In their attempt to see whether the cost of the American Civil War benefitted the U.S. economy, Goldin and Lewis run into several problems. They area left having to make assumptions about the economic growth rate of the North and the South in a warless situation. They also make assumptions about the indirect costs of the war on all persons in the U.S. versus the indirect costs on only the “native” population and their descendants. Ultimately, Goldin and Lewis conclude that the U.S. did not benefit from the American civil war. The costs of the war to both sides of the country were far greater than the benefits from increased industrialization post-war (as theorized by other economists). I agree with this conclusion, although war is known to promote the economy and create jobs, this war was an internal war at a time when industry was not as advanced and actually war placed a burden on the agrarian economy not to mention the number of lives it took.

james kim

As with many of the other students, I am surprised that the authors tried to put a price on human life and measure the cost of deaths in the civil war. I personally think that putting a price on life is ridiculous, but I can understand why they tried to measure the cost of the war from a purely objective standpoint.
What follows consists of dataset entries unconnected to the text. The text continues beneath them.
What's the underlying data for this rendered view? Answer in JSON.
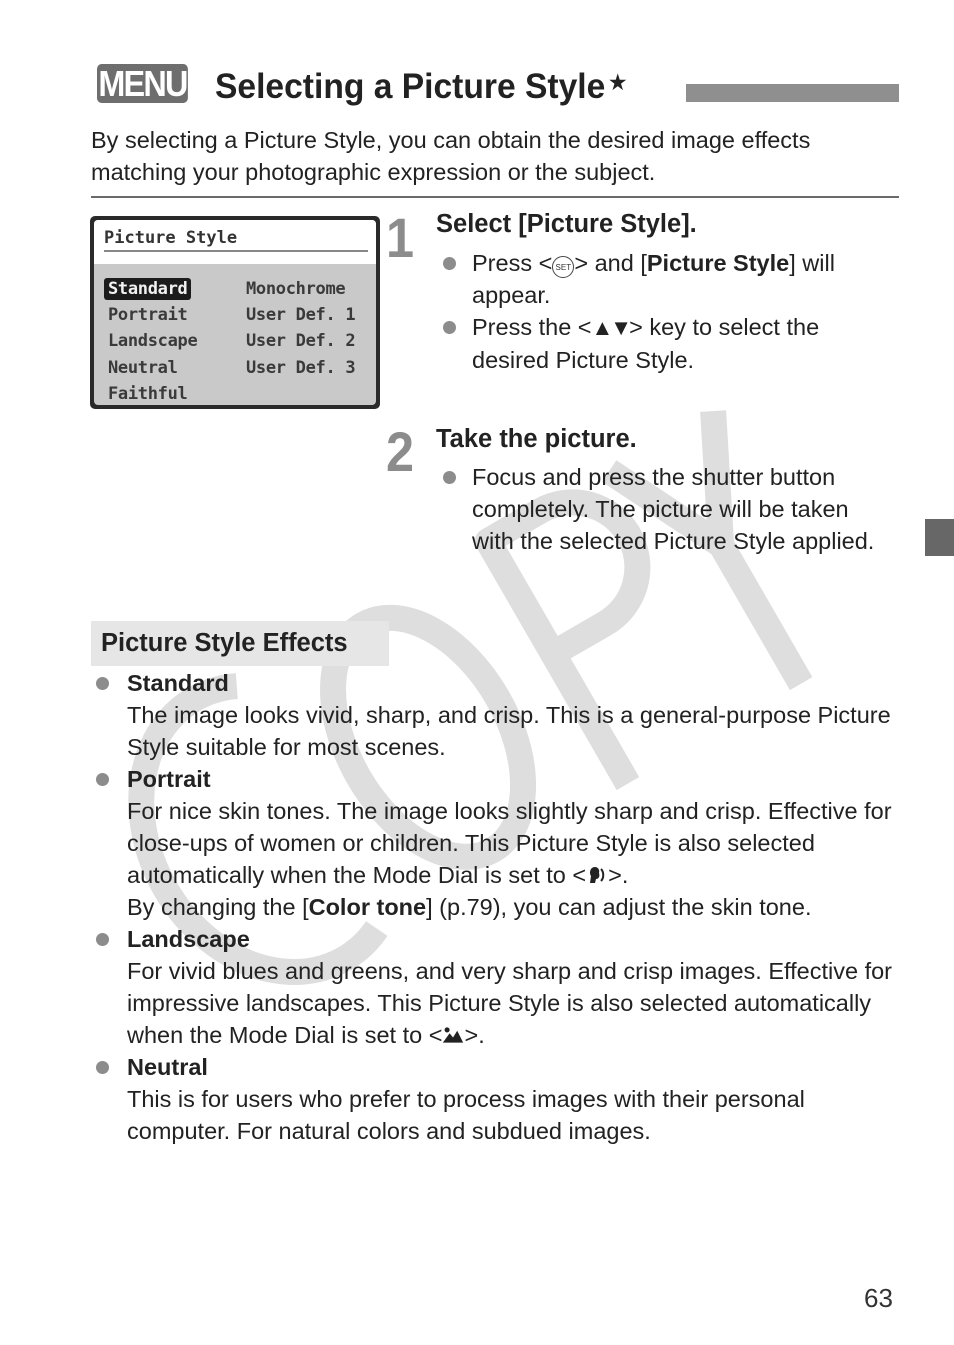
{
  "header": {
    "menu_badge": "MENU",
    "title": "Selecting a Picture Style",
    "title_mark": "★"
  },
  "intro": "By selecting a Picture Style, you can obtain the desired image effects matching your photographic expression or the subject.",
  "lcd_screen": {
    "title": "Picture Style",
    "selected": "Standard",
    "left_column": [
      "Standard",
      "Portrait",
      "Landscape",
      "Neutral",
      "Faithful"
    ],
    "right_column": [
      "Monochrome",
      "User Def. 1",
      "User Def. 2",
      "User Def. 3"
    ]
  },
  "steps": [
    {
      "number": "1",
      "heading": "Select [Picture Style].",
      "bullets": [
        {
          "pre": "Press <",
          "icon": "set-button-icon",
          "icon_text": "SET",
          "mid": "> and [",
          "bold": "Picture Style",
          "post": "] will appear."
        },
        {
          "pre": "Press the <",
          "icon": "up-down-arrow-keys-icon",
          "icon_text": "▲▼",
          "post": "> key to select the desired Picture Style."
        }
      ]
    },
    {
      "number": "2",
      "heading": "Take the picture.",
      "bullets": [
        {
          "text": "Focus and press the shutter button completely. The picture will be taken with the selected Picture Style applied."
        }
      ]
    }
  ],
  "effects": {
    "heading": "Picture Style Effects",
    "items": [
      {
        "name": "Standard",
        "desc": "The image looks vivid, sharp, and crisp. This is a general-purpose Picture Style suitable for most scenes."
      },
      {
        "name": "Portrait",
        "desc_1": "For nice skin tones. The image looks slightly sharp and crisp. Effective for close-ups of women or children. This Picture Style is also selected automatically when the Mode Dial is set to <",
        "icon": "portrait-mode-icon",
        "desc_2": ">.",
        "desc_3_pre": "By changing the [",
        "desc_3_bold": "Color tone",
        "desc_3_post": "] (p.79), you can adjust the skin tone."
      },
      {
        "name": "Landscape",
        "desc_1": "For vivid blues and greens, and very sharp and crisp images. Effective for impressive landscapes. This Picture Style is also selected automatically when the Mode Dial is set to <",
        "icon": "landscape-mode-icon",
        "desc_2": ">."
      },
      {
        "name": "Neutral",
        "desc": "This is for users who prefer to process images with their personal computer. For natural colors and subdued images."
      }
    ]
  },
  "watermark": "COPY",
  "page_number": "63",
  "colors": {
    "badge": "#6e6e6e",
    "title_bar": "#8f8f8f",
    "side_tab": "#676767",
    "bullet": "#8c8c8c",
    "effects_head_bg": "#e6e6e6",
    "watermark": "#dadada"
  }
}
Although I think that they oversimplified many things, it is interesting to look at the costs of war from an economists point of view.

Eric Regan

I agree with most of the earlier posts that the arguments presented by Goldin and Lewis are hard to find convincing because of the many assumptions they make to reach their conclusions, especially in their attempts to quantify the growth of the economy had there been no Civil War. I find their theory very difficult to grasp because it is like trying to imagine what the world would be like if there had been no World War I or II. The consequences of war dramatically affect so many aspects of a society (political, economic, social, etc.), that simply trying to calculate the costs using several assumptions and estimates is an almost impossible task. While I think the attempts of Goldin and Lewis in using direct and indirect costs to formulate a better measure of the actual effects of the war is original and creative, I wasn't entirely convinced by some of their reasoning. Actually, I found the Beard-Hacker thesis briefly described at the end of the article, which outlines some possible benefits of industrialization that came from the war, to be more interesting and plausible than the theories of Goldin and Lewis.

Yu C Xu

To me the economic cost of American civil war can never be accurately calculated, because there were so many factors that accounts into this great calculation, both direct and indirect, and most of these factors are unpredictable. In the direct cost part, even though we can somehow estimate how much capital would we produce with the lost human and nature resources during the war, but since U.S economy heavily depended on international trading so many external factors could still effect the economy even without the war; but in fact the war did take place and the war had effected not just American economy but also British economy and even global economy at certain level, how could we possibly calculate those factors? Also as the author mentioned in the article that inflation was rapid; the war had lasted four years and during this four years a same amount of goods could worth totally different amount of dollars at different time period; plus back at that time many of the official records weren’t accurate at all, there were scandals within the government of both sides, there could be many errors in reporting and recordings of the costs. In the indirect side the author did not account in the cost of reconstruction in the postwar era, and the politically effect of shifting power from state government into federal government also effected the economy after the war. Most importantly, asking the question of “how did civil war affected American economy?” almost means the same of asking “how did the end of slavery affected American economy?” , because the result of the civil war was the end of slavery and the pass of the fourteenth and fifteenth amendment. Those effects on the economy is another huge process of calculation. This is why we can never accurately calculate the cost of civil war.